La mise en place de ce premier programme de Quantitative easing  était associé à la politique fiscale du gouvernement du premier ministre Jun'ichirō Koizumi. Ce sont ces deux programmes politiques, la politique budgétaire de l’État et la politique monétaire de la banque centrale, qui ont permis de relancer en 2006 l’économie nippone.

Cet ensemble de politiques budgétaires et monétaires appelé policy-mix en économie est composé d’une part  du programme de réforme économique et fiscal  Basic Policies for Economic and Fiscal Management and Reform  ou  Big-Boned Policy  (« honebuto no hōshin » en japonais) créé par le CEFP  Council on Economic and Fiscal Policy et adopté en 2001 par le premier ministre Jun'ichirō Koizumi (« no growth without reforms ») qui consistait à une réduction des dépenses publiques mais aussi à une réduction des impôts et à  la mise en œuvre de réformes fiscales, administratives et bancaires.  D’autre part, le policy-mix était constitué de de la Zero Interest Rate Policy (ZIRP) et du premier programme de Quantitative easing de la Bank of Japan engagé par le gouverneur Masaru Hayami en 2001 et poursuivi ensuite à partir de 2003 jusqu’en 2006 par son successeur  Toshihiko Fukui, 29ème Gouverneur  de la BOJ, avec comme piliers l’augmentation progressive des  CABs (encours des comptes de dépôts à la BOJ) ainsi que l’augmentation du montant des achats d’obligations de l’État Japonais : l’« Outright purchase of long-term government bonds ». Ces  politiques menées par les décideurs étatiques et les autorités monétaires ont  redynamisé l’activité économique japonaise de 2002 à 2007. Durant cette période, le taux croissance de l’activité de l’économie japonaise a été quasiment stable avec un pic de croissance de 2,2% atteint en 2005. Le Japon avait alors connu à l’époque sa plus longue période d’expansion économique depuis le boom économique.
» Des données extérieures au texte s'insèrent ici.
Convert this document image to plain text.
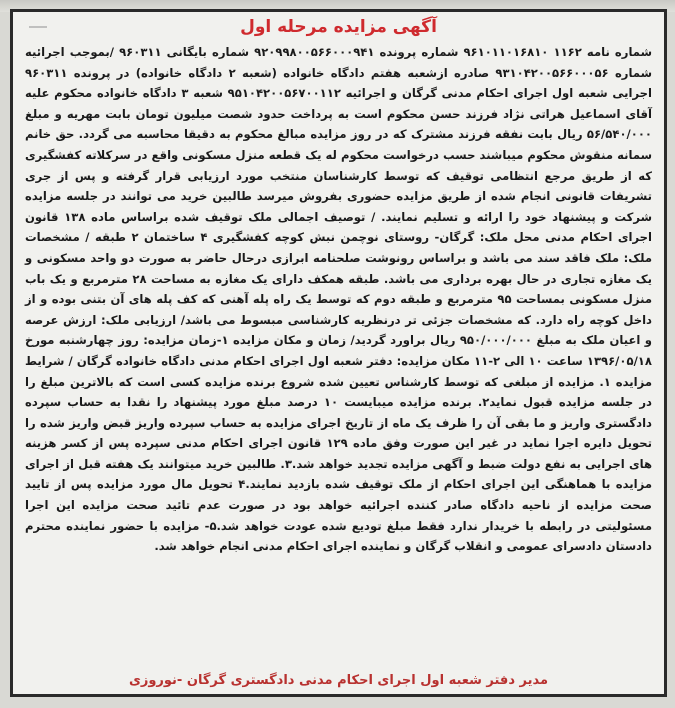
آگهی مزایده مرحله اول
شماره نامه ۱۱۶۲ ۹۶۱۰۱۱۰۱۶۸۱۰ شماره پرونده ۹۲۰۹۹۸۰۰۵۶۶۰۰۰۹۴۱ شماره بایگانی ۹۶۰۳۱۱ /بموجب اجرائیه شماره ۹۳۱۰۴۲۰۰۵۶۶۰۰۰۵۶ صادره ازشعبه هفتم دادگاه خانواده (شعبه ۲ دادگاه خانواده) در پرونده ۹۶۰۳۱۱ اجرایی شعبه اول اجرای احکام مدنی گرگان و اجرائیه ۹۵۱۰۴۲۰۰۵۶۷۰۰۱۱۲ شعبه ۳ دادگاه خانواده محکوم علیه آقای اسماعیل هراتی نژاد فرزند حسن محکوم است به پرداخت حدود شصت میلیون تومان بابت مهریه و مبلغ ۵۶/۵۴۰/۰۰۰ ریال بابت نفقه فرزند مشترک که در روز مزایده مبالغ محکوم به دقیقا محاسبه می گردد. حق خانم سمانه منقوش محکوم میباشند حسب درخواست محکوم له یک قطعه منزل مسکونی واقع در سرکلاته کفشگیری که از طریق مرجع انتظامی توقیف که توسط کارشناسان منتخب مورد ارزیابی قرار گرفته و پس از جری تشریفات قانونی انجام شده از طریق مزایده حضوری بفروش میرسد طالبین خرید می توانند در جلسه مزایده شرکت و پیشنهاد خود را ارائه و تسلیم نمایند. / توصیف اجمالی ملک توقیف شده براساس ماده ۱۳۸ قانون اجرای احکام مدنی محل ملک: گرگان- روستای نوچمن نبش کوچه کفشگیری ۴ ساختمان ۲ طبقه / مشخصات ملک: ملک فاقد سند می باشد و براساس رونوشت صلحنامه ابرازی درحال حاضر به صورت دو واحد مسکونی و یک مغازه تجاری در حال بهره برداری می باشد. طبقه همکف دارای یک مغازه به مساحت ۲۸ مترمربع و یک باب منزل مسکونی بمساحت ۹۵ مترمربع و طبقه دوم که توسط یک راه پله آهنی که کف پله های آن بتنی بوده و از داخل کوچه راه دارد. که مشخصات جزئی تر درنظریه کارشناسی مبسوط می باشد/ ارزیابی ملک: ارزش عرصه و اعیان ملک به مبلغ ۹۵۰/۰۰۰/۰۰۰ ریال براورد گردید/ زمان و مکان مزایده ۱-زمان مزایده: روز چهارشنبه مورخ ۱۳۹۶/۰۵/۱۸ ساعت ۱۰ الی ۲-۱۱ مکان مزایده: دفتر شعبه اول اجرای احکام مدنی دادگاه خانواده گرگان / شرایط مزایده ۱. مزایده از مبلغی که توسط کارشناس تعیین شده شروع برنده مزایده کسی است که بالاترین مبلغ را در جلسه مزایده قبول نماید۲. برنده مزایده میبایست ۱۰ درصد مبلغ مورد پیشنهاد را نقدا به حساب سپرده دادگستری واریز و ما بقی آن را ظرف یک ماه از تاریخ اجرای مزایده به حساب سپرده واریز قبض واریز شده را تحویل دایره اجرا نماید در غیر این صورت وفق ماده ۱۲۹ قانون اجرای احکام مدنی سپرده پس از کسر هزینه های اجرایی به نفع دولت ضبط و آگهی مزایده تجدید خواهد شد.۳. طالبین خرید میتوانند یک هفته قبل از اجرای مزایده با هماهنگی این اجرای احکام از ملک توقیف شده بازدید نمایند.۴ تحویل مال مورد مزایده پس از تایید صحت مزایده از ناحیه دادگاه صادر کننده اجرائیه خواهد بود در صورت عدم تائید صحت مزایده این اجرا مسئولیتی در رابطه با خریدار ندارد فقط مبلغ تودیع شده عودت خواهد شد.۵- مزایده با حضور نماینده محترم دادستان دادسرای عمومی و انقلاب گرگان و نماینده اجرای احکام مدنی انجام خواهد شد.
مدیر دفتر شعبه اول اجرای احکام مدنی دادگستری گرگان -نوروزی
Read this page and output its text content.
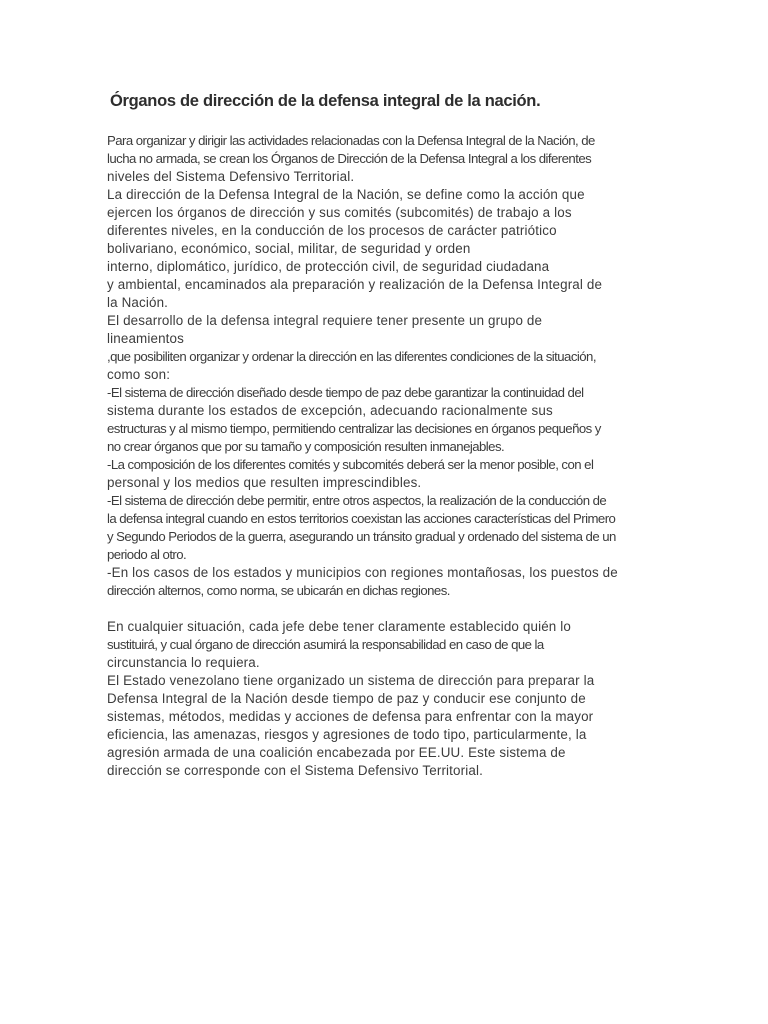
Órganos de dirección de la defensa integral de la nación.
Para organizar y dirigir las actividades relacionadas con la Defensa Integral de la Nación, de
lucha no armada, se crean los Órganos de Dirección de la Defensa Integral a los diferentes
niveles del Sistema Defensivo Territorial.
La dirección de la Defensa Integral de la Nación, se define como la acción que
ejercen los órganos de dirección y sus comités (subcomités) de trabajo a los
diferentes niveles, en la conducción de los procesos de carácter patriótico
bolivariano, económico, social, militar, de seguridad y orden
interno, diplomático, jurídico, de protección civil, de seguridad ciudadana
y ambiental, encaminados ala preparación y realización de la Defensa Integral de
la Nación.
El desarrollo de la defensa integral requiere tener presente un grupo de
lineamientos
,que posibiliten organizar y ordenar la dirección en las diferentes condiciones de la situación,
como son:
-El sistema de dirección diseñado desde tiempo de paz debe garantizar la continuidad del
sistema durante los estados de excepción, adecuando racionalmente sus
estructuras y al mismo tiempo, permitiendo centralizar las decisiones en órganos pequeños y
no crear órganos que por su tamaño y composición resulten inmanejables.
-La composición de los diferentes comités y subcomités deberá ser la menor posible, con el
personal y los medios que resulten imprescindibles.
-El sistema de dirección debe permitir, entre otros aspectos, la realización de la conducción de
la defensa integral cuando en estos territorios coexistan las acciones características del Primero
y Segundo Periodos de la guerra, asegurando un tránsito gradual y ordenado del sistema de un
periodo al otro.
-En los casos de los estados y municipios con regiones montañosas, los puestos de
dirección alternos, como norma, se ubicarán en dichas regiones.
En cualquier situación, cada jefe debe tener claramente establecido quién lo
sustituirá, y cual órgano de dirección asumirá la responsabilidad en caso de que la
circunstancia lo requiera.
El Estado venezolano tiene organizado un sistema de dirección para preparar la
Defensa Integral de la Nación desde tiempo de paz y conducir ese conjunto de
sistemas, métodos, medidas y acciones de defensa para enfrentar con la mayor
eficiencia, las amenazas, riesgos y agresiones de todo tipo, particularmente, la
agresión armada de una coalición encabezada por EE.UU. Este sistema de
dirección se corresponde con el Sistema Defensivo Territorial.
Jun'ichirō Koizumi  source : japan.kantei.go.jp

Toshihiko Fukui ,29ème Gouverneur de la BOJ REUTERS PHOTO / Michael Caronna (Dec. 2008 - Source: Reuters.com)
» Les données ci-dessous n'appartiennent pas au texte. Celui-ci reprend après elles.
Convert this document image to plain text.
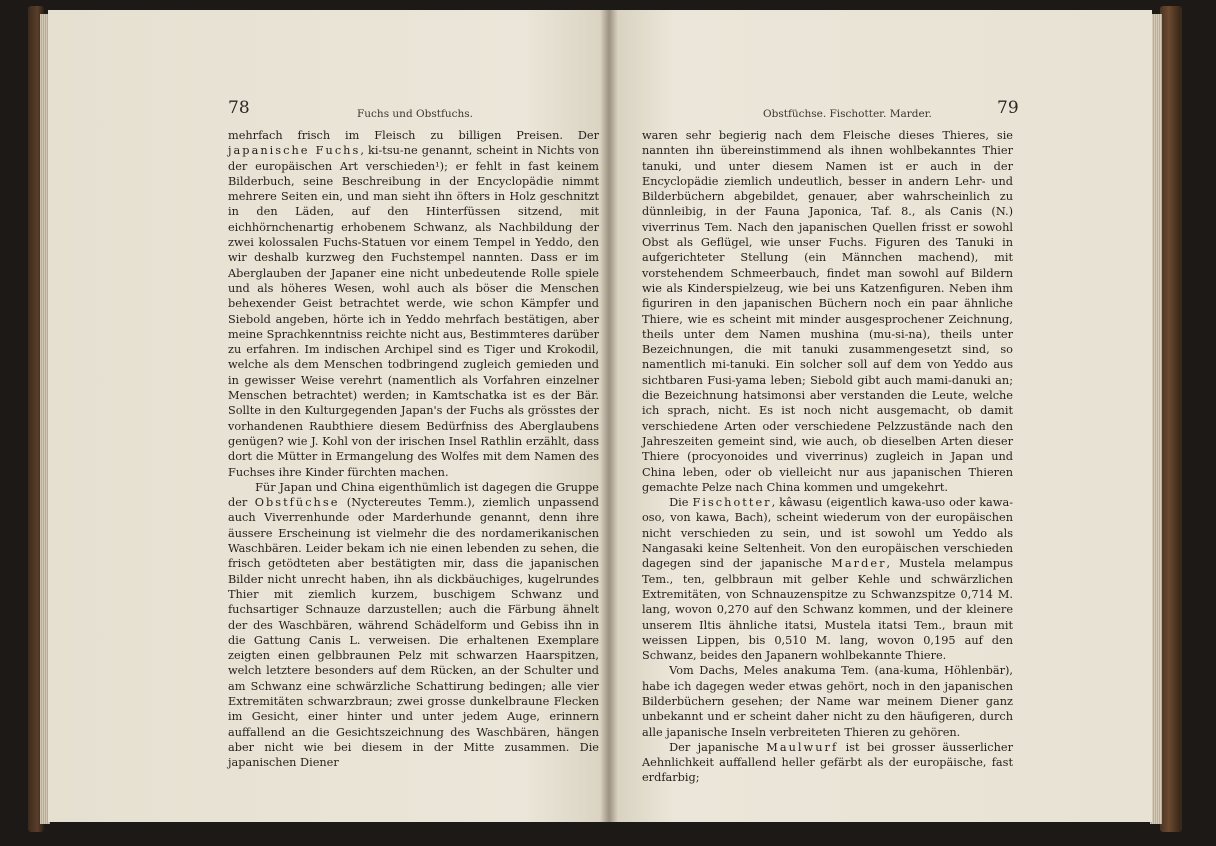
78	Fuchs und Obstfuchs.

mehrfach frisch im Fleisch zu billigen Preisen. Der japanische Fuchs, ki-tsu-ne genannt, scheint in Nichts von der europäischen Art verschieden¹); er fehlt in fast keinem Bilderbuch, seine Beschreibung in der Encyclopädie nimmt mehrere Seiten ein, und man sieht ihn öfters in Holz geschnitzt in den Läden, auf den Hinterfüssen sitzend, mit eichhörnchenartig erhobenem Schwanz, als Nachbildung der zwei kolossalen Fuchs-Statuen vor einem Tempel in Yeddo, den wir deshalb kurzweg den Fuchstempel nannten. Dass er im Aberglauben der Japaner eine nicht unbedeutende Rolle spiele und als höheres Wesen, wohl auch als böser die Menschen behexender Geist betrachtet werde, wie schon Kämpfer und Siebold angeben, hörte ich in Yeddo mehrfach bestätigen, aber meine Sprachkenntniss reichte nicht aus, Bestimmteres darüber zu erfahren. Im indischen Archipel sind es Tiger und Krokodil, welche als dem Menschen todbringend zugleich gemieden und in gewisser Weise verehrt (namentlich als Vorfahren einzelner Menschen betrachtet) werden; in Kamtschatka ist es der Bär. Sollte in den Kulturgegenden Japan's der Fuchs als grösstes der vorhandenen Raubthiere diesem Bedürfniss des Aberglaubens genügen? wie J. Kohl von der irischen Insel Rathlin erzählt, dass dort die Mütter in Ermangelung des Wolfes mit dem Namen des Fuchses ihre Kinder fürchten machen.

Für Japan und China eigenthümlich ist dagegen die Gruppe der Obstfüchse (Nyctereutes Temm.), ziemlich unpassend auch Viverrenhunde oder Marderhunde genannt, denn ihre äussere Erscheinung ist vielmehr die des nordamerikanischen Waschbären. Leider bekam ich nie einen lebenden zu sehen, die frisch getödteten aber bestätigten mir, dass die japanischen Bilder nicht unrecht haben, ihn als dickbäuchiges, kugelrundes Thier mit ziemlich kurzem, buschigem Schwanz und fuchsartiger Schnauze darzustellen; auch die Färbung ähnelt der des Waschbären, während Schädelform und Gebiss ihn in die Gattung Canis L. verweisen. Die erhaltenen Exemplare zeigten einen gelbbraunen Pelz mit schwarzen Haarspitzen, welch letztere besonders auf dem Rücken, an der Schulter und am Schwanz eine schwärzliche Schattirung bedingen; alle vier Extremitäten schwarzbraun; zwei grosse dunkelbraune Flecken im Gesicht, einer hinter und unter jedem Auge, erinnern auffallend an die Gesichtszeichnung des Waschbären, hängen aber nicht wie bei diesem in der Mitte zusammen. Die japanischen Diener

Obstfüchse. Fischotter. Marder.	79

waren sehr begierig nach dem Fleische dieses Thieres, sie nannten ihn übereinstimmend als ihnen wohlbekanntes Thier tanuki, und unter diesem Namen ist er auch in der Encyclopädie ziemlich undeutlich, besser in andern Lehr- und Bilderbüchern abgebildet, genauer, aber wahrscheinlich zu dünnleibig, in der Fauna Japonica, Taf. 8., als Canis (N.) viverrinus Tem. Nach den japanischen Quellen frisst er sowohl Obst als Geflügel, wie unser Fuchs. Figuren des Tanuki in aufgerichteter Stellung (ein Männchen machend), mit vorstehendem Schmeerbauch, findet man sowohl auf Bildern wie als Kinderspielzeug, wie bei uns Katzenfiguren. Neben ihm figuriren in den japanischen Büchern noch ein paar ähnliche Thiere, wie es scheint mit minder ausgesprochener Zeichnung, theils unter dem Namen mushina (mu-si-na), theils unter Bezeichnungen, die mit tanuki zusammengesetzt sind, so namentlich mi-tanuki. Ein solcher soll auf dem von Yeddo aus sichtbaren Fusi-yama leben; Siebold gibt auch mami-danuki an; die Bezeichnung hatsimonsi aber verstanden die Leute, welche ich sprach, nicht. Es ist noch nicht ausgemacht, ob damit verschiedene Arten oder verschiedene Pelzzustände nach den Jahreszeiten gemeint sind, wie auch, ob dieselben Arten dieser Thiere (procyonoides und viverrinus) zugleich in Japan und China leben, oder ob vielleicht nur aus japanischen Thieren gemachte Pelze nach China kommen und umgekehrt.

Die Fischotter, kâwasu (eigentlich kawa-uso oder kawa-oso, von kawa, Bach), scheint wiederum von der europäischen nicht verschieden zu sein, und ist sowohl um Yeddo als Nangasaki keine Seltenheit. Von den europäischen verschieden dagegen sind der japanische Marder, Mustela melampus Tem., ten, gelbbraun mit gelber Kehle und schwärzlichen Extremitäten, von Schnauzenspitze zu Schwanzspitze 0,714 M. lang, wovon 0,270 auf den Schwanz kommen, und der kleinere unserem Iltis ähnliche itatsi, Mustela itatsi Tem., braun mit weissen Lippen, bis 0,510 M. lang, wovon 0,195 auf den Schwanz, beides den Japanern wohlbekannte Thiere.

Vom Dachs, Meles anakuma Tem. (ana-kuma, Höhlenbär), habe ich dagegen weder etwas gehört, noch in den japanischen Bilderbüchern gesehen; der Name war meinem Diener ganz unbekannt und er scheint daher nicht zu den häufigeren, durch alle japanische Inseln verbreiteten Thieren zu gehören.

Der japanische Maulwurf ist bei grosser äusserlicher Aehnlichkeit auffallend heller gefärbt als der europäische, fast erdfarbig;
Malheureusement, cette croissance n’a pas été durable dans le temps car l’impact de la crise des subprimes en 2007 sur l’économie mondiale ainsi que sur l’économie japonaise a largement anéanti sa progression et à par la même occasion ouvert une période d’incertitude durant laquelle l’activité économique du Japon s’est retrouvée à son plus bas niveau depuis 10 ans.
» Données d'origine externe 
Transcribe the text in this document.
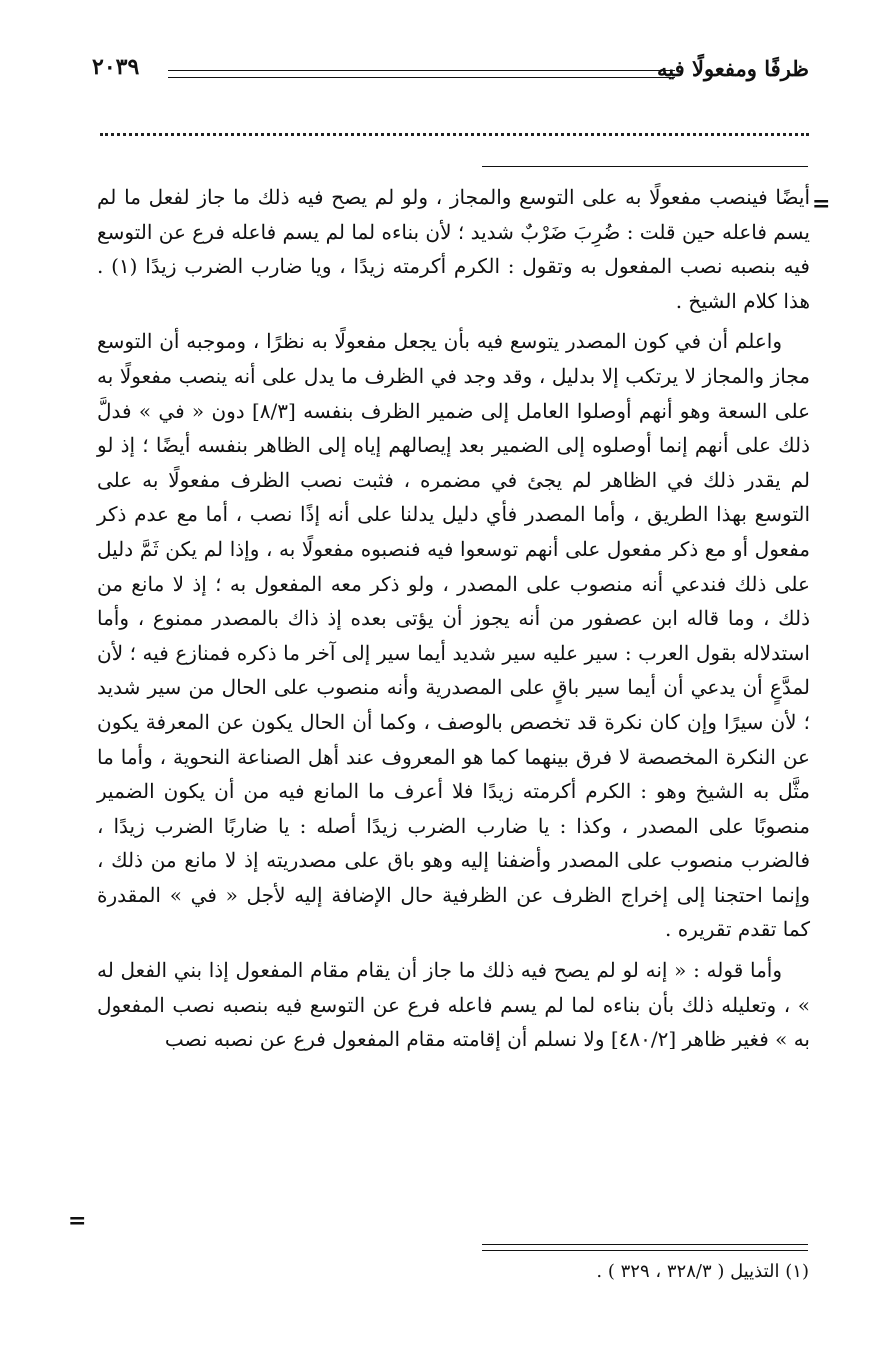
ظرفًا ومفعولًا فيه
٢٠٣٩
=

أيضًا فينصب مفعولًا به على التوسع والمجاز ، ولو لم يصح فيه ذلك ما جاز لفعل ما لم يسم فاعله حين قلت : ضُرِبَ ضَرْبٌ شديد ؛ لأن بناءه لما لم يسم فاعله فرع عن التوسع فيه بنصبه نصب المفعول به وتقول : الكرم أكرمته زيدًا ، ويا ضارب الضرب زيدًا (١) . هذا كلام الشيخ .

واعلم أن في كون المصدر يتوسع فيه بأن يجعل مفعولًا به نظرًا ، وموجبه أن التوسع مجاز والمجاز لا يرتكب إلا بدليل ، وقد وجد في الظرف ما يدل على أنه ينصب مفعولًا به على السعة وهو أنهم أوصلوا العامل إلى ضمير الظرف بنفسه [٨/٣] دون « في » فدلَّ ذلك على أنهم إنما أوصلوه إلى الضمير بعد إيصالهم إياه إلى الظاهر بنفسه أيضًا ؛ إذ لو لم يقدر ذلك في الظاهر لم يجئ في مضمره ، فثبت نصب الظرف مفعولًا به على التوسع بهذا الطريق ، وأما المصدر فأي دليل يدلنا على أنه إذًا نصب ، أما مع عدم ذكر مفعول أو مع ذكر مفعول على أنهم توسعوا فيه فنصبوه مفعولًا به ، وإذا لم يكن ثَمَّ دليل على ذلك فندعي أنه منصوب على المصدر ، ولو ذكر معه المفعول به ؛ إذ لا مانع من ذلك ، وما قاله ابن عصفور من أنه يجوز أن يؤتى بعده إذ ذاك بالمصدر ممنوع ، وأما استدلاله بقول العرب : سير عليه سير شديد أيما سير إلى آخر ما ذكره فمنازع فيه ؛ لأن لمدَّعٍ أن يدعي أن أيما سير باقٍ على المصدرية وأنه منصوب على الحال من سير شديد ؛ لأن سيرًا وإن كان نكرة قد تخصص بالوصف ، وكما أن الحال يكون عن المعرفة يكون عن النكرة المخصصة لا فرق بينهما كما هو المعروف عند أهل الصناعة النحوية ، وأما ما مثَّل به الشيخ وهو : الكرم أكرمته زيدًا فلا أعرف ما المانع فيه من أن يكون الضمير منصوبًا على المصدر ، وكذا : يا ضارب الضرب زيدًا أصله : يا ضاربًا الضرب زيدًا ، فالضرب منصوب على المصدر وأضفنا إليه وهو باق على مصدريته إذ لا مانع من ذلك ، وإنما احتجنا إلى إخراج الظرف عن الظرفية حال الإضافة إليه لأجل « في » المقدرة كما تقدم تقريره .

وأما قوله : « إنه لو لم يصح فيه ذلك ما جاز أن يقام مقام المفعول إذا بني الفعل له » ، وتعليله ذلك بأن بناءه لما لم يسم فاعله فرع عن التوسع فيه بنصبه نصب المفعول به » فغير ظاهر [٤٨٠/٢] ولا نسلم أن إقامته مقام المفعول فرع عن نصبه نصب

=
(١) التذييل ( ٣٢٨/٣ ، ٣٢٩ ) .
Cette crise « hypothécaire américaine » qui s’est transformé par la suite en une crise économique et financière d’envergure mondiale a démontré la fragilité de l’économie japonaise malgré les importants montants de liquidité injecté au sein de l’économie nippone par la BOJ et le fort interventionnisme économique du gouvernement Koizumi.